I decided efficient and honest was the best way in and out. I struggled out from behind the wheel, then made my way down the brick steps.

“Can I help you?” someone asked from the general direction of the manicured hedges.

“Oh!” I jumped as a woman stood up from behind them, holding a small shovel in her gloved hands.

“Can I help you?” she asked again, lowering her eyes to my stomach, which was looking particularly prominent today in the unfortunate plum-purple cami I’d chosen. It looked like a giant blueberry poking out from under my black cardigan.

“Um. I’m looking for Phil Coleman. Is he in?”

The woman, who appeared to be about fifty, pulled off her gloves slowly. “Yes. Who shall I say is . . . visiting?”

“My name is Jamie Madden. Mr. Coleman doesn’t know me. It’s regarding the Gretchen Waters case?”

“Oh.” The woman gave me a blank look. “Are you with the investigation, or . . . ?”

“No. I’m her literary executor,” I said, figuring that had an air of officiality to it.

“Oh,” the woman said. “Um. I’ll grab him, then.”

A few seconds later she led out of the house a tall, overweight man with thinning gray hair. He was wearing ill-fitting navy dress pants and a white undershirt.

“Hi. I’m here about Gretchen Waters. I’m assuming you know who that is?”

The man nodded. I tried to take in his features as I babbled on. Thin lips. Thick neck. Big, dark eyes. Full, expressive eyebrows. Not bushy, though. Relatively pale skin tone. Not superpale—but pale enough.

“She was working on her second book, as I imagine you know, because she interviewed you as one of her sources.” Wide face, slightly jowly.
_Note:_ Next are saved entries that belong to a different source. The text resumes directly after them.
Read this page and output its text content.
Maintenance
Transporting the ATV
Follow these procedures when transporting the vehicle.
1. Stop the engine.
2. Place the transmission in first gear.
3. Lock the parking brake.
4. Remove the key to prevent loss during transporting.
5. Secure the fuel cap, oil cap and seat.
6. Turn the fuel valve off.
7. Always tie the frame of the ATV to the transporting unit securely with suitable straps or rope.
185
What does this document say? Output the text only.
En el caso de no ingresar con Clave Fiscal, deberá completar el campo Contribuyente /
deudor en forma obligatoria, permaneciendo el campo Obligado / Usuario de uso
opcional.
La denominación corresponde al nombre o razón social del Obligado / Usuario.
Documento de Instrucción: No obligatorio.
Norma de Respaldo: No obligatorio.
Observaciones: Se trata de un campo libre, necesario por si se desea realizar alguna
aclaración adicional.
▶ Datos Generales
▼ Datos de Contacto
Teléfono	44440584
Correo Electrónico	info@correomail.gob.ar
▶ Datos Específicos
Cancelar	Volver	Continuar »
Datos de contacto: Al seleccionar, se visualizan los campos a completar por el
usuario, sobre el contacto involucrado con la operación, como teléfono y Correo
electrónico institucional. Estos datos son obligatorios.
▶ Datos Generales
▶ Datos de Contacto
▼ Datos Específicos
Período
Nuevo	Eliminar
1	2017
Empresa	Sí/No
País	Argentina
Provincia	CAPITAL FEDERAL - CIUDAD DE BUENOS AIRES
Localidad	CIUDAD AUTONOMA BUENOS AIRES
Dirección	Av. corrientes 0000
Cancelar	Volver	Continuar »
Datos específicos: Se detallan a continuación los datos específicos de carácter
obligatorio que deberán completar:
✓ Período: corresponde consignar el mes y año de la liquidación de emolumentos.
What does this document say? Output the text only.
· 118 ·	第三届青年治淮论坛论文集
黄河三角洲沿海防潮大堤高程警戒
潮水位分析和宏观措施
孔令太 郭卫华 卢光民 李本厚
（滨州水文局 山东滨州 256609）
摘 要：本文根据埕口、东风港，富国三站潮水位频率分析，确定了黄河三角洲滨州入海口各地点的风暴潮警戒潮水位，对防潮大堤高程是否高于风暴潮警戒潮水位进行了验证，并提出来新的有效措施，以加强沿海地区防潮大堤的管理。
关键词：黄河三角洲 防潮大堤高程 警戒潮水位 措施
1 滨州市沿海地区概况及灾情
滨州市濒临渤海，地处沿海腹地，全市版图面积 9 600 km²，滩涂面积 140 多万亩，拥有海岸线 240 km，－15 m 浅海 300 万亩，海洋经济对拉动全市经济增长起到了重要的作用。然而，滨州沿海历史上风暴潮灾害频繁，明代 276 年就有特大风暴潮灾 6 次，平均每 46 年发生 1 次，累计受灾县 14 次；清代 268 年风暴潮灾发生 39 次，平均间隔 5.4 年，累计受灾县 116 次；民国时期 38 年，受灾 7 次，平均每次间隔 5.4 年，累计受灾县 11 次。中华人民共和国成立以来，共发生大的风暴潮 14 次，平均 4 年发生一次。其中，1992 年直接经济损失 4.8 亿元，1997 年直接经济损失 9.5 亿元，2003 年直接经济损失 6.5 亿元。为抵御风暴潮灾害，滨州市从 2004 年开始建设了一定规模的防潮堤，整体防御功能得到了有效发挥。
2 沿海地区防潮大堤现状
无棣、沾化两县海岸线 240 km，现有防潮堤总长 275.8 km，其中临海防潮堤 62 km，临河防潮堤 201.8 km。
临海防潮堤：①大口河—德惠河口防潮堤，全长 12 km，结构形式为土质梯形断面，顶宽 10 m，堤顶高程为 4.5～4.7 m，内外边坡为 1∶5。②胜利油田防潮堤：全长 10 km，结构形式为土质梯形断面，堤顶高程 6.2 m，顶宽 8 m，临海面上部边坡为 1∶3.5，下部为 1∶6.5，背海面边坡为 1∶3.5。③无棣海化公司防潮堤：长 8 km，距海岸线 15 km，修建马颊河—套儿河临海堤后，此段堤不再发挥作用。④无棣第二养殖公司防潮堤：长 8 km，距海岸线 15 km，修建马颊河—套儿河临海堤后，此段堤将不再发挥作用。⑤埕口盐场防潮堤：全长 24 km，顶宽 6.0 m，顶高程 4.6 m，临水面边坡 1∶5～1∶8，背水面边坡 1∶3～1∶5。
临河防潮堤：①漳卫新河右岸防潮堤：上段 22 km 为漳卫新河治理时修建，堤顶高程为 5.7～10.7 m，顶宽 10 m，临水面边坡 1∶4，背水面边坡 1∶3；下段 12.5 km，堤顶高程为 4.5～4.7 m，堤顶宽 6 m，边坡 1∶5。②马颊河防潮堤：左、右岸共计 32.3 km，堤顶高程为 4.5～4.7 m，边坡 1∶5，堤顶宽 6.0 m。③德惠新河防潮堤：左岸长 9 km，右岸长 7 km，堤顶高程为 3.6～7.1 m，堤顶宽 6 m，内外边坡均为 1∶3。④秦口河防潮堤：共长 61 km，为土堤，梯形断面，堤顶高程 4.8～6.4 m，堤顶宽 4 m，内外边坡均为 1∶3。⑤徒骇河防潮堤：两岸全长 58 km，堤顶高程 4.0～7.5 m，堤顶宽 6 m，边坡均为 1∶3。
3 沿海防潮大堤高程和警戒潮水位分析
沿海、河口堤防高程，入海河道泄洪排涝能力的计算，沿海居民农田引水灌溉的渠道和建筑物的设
Straight nose kind of like Gretchen’s. “You had an interview with her, correct?”

“Correct,” Phil said, glancing at his wife.

“Now, I’m asking people generally. Do I have your permission to use all or portions of that interview in a final version of her book? Provided I sent you the relevant parts of the book to look over for verification?”

“Uh . . . sure, I guess. Are you close to that point? You must be working awfully fast.”

I could feel the woman’s eyes on me, which I tried to ignore.

“Getting there,” I said. “I’m sorry to bother you at home here. Gretchen had your address in her files, but I couldn’t locate an e-mail contact. If you give me that address, I can send you material that way, when the time comes.”

“Sure,” Phil said. “Let me just go get a pen.”

After he’d slipped back into the house, his wife said to me, “Literary executor. Did Gretchen’s family hire out for that, or are you close to the family?”

“I’m an old friend of Gretchen’s,” I said. “That’s why her mom asked me.”

She nodded. “I’m sorry for your loss.”

Phil came out with a slip of paper and handed it to me.

“Happy to help,” he said. “Did you have any other questions for right now?”

“No . . . well . . . actually. Now that you ask. Someone just told me a story about Shelly at the pharmacy, and I was wondering if you could confirm it.”

Both Phil and his wife stared at me. I had a feeling I’d made a mistake. Still, I quickly explained.

“I’m told that at one time Shelly gave the wrong prescription to the wrong patient. Gave something to a kid that was supposed to be for an adult with a similar name. Got mixed up. Could’ve made the kid really sick, but the kid’s mom caught it just in time? Shelly nearly got fired for it?”

Phil’s wife glanced at Phil.

“No.” Phil shook his head. “That never happened.”

“I know it was a really long time ago, so—”

“Shelly only worked for me for a brief period of time. That never happened. I would remember if it did. Because that would have been a fireable mistake. Who told you that? Was it something Gretchen wrote?”

“Oh . . . no. It was a story someone told me about Shelly. Probably they were misremembering. It was a long time ago.”

“Yeah,” Phil said. “I’m sorry, but that story’s just not true.”

“Well . . . sorry to have bothered you.”

“It’s no bother,” said Phil, rubbing the back of his fleshy red neck. “Let me know if you have any other questions.”

The woman put her gardening gloves back on. I got the distinct feeling she didn’t want me to linger.

“Thank you,” I said to both of them, and then got back into my car.